Wenkbrauwbotreductie wordt zowel bij mannen als bij vrouwen uitgevoerd, maar de technieken kunnen verschillen afhankelijk van de mate van wenkbrauwbotreductie die nodig is. Mijn ervaring is dat de meeste mannen die een reductie van de prominente wenkbrauwbotten overwegen en ondergaan, dit doen omdat ze extreem groot zijn en een dramatische invloed hebben op de perceptie van hun gezichtsuitdrukking. Sterke wenkbrauwbotten bij mannen geven vaak een ‘Neanderthaler’ of hypermannelijk uiterlijk, waardoor men er boos en/of intimiderend uit kan zien.

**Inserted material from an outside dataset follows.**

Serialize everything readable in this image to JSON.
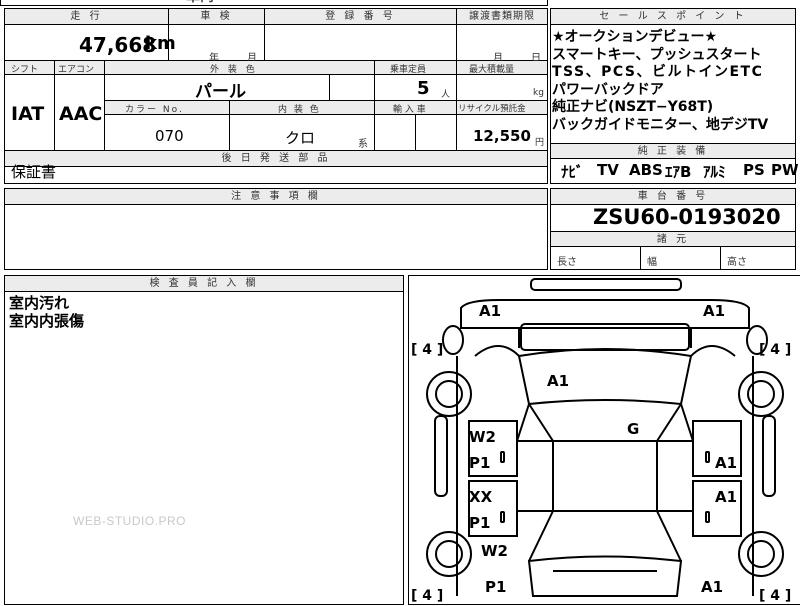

Als gevolg hiervan is de wenkbrauwbotreductietechniek die bij de meeste mannen nodig is, de welbekende botflaptechniek. Hierbij wordt de buitenste tafel van de frontale sinussen (wenkbrauwbotuitsteeksel) verwijderd, opnieuw gevormd en vervolgens opnieuw ingeplant. Deze methode levert de grootste achterwaartse verplaatsing van het wenkbrauwbot op, omdat er bijna geen redelijke limiet is voor de mate waarin het bot naar achteren kan worden verplaatst in de luchtruimte van de frontale sinussen. Dit is anders dan wanneer een bone burring-methode wordt gebruikt, die beperkt is tot de dikte van de voorste tafel van de frontale sinus.
Terwijl de noodzaak en de techniek voor een botflap setback-techniek bij mannen duidelijk is, zijn de plaats van de incisie en het resulterende litteken belangrijke overwegingen voor een aanvaardbare afweging. Veel mannen hebben kort haar, terugwijkende haarlijnen of zijn helemaal kaal en het gebruik van een traditionele coronale incisie moet vóór de operatie grondig worden besproken. Sommige mannen vinden dat een dergelijke ingreep de moeite waard is. Maar sommige mannen zullen van de operatie afzien als ze voor die keuze worden gesteld. Bij mannen met redelijk diepe horizontale huidrimplijnen of littekens kan een wenkbrauwbotreductie directer worden uitgevoerd. Daarbij kan meestal een zenuwsparende techniek worden toegepast zonder dat de mogelijkheid om de botflap te verwijderen en terug te plaatsen in het gedrang komt.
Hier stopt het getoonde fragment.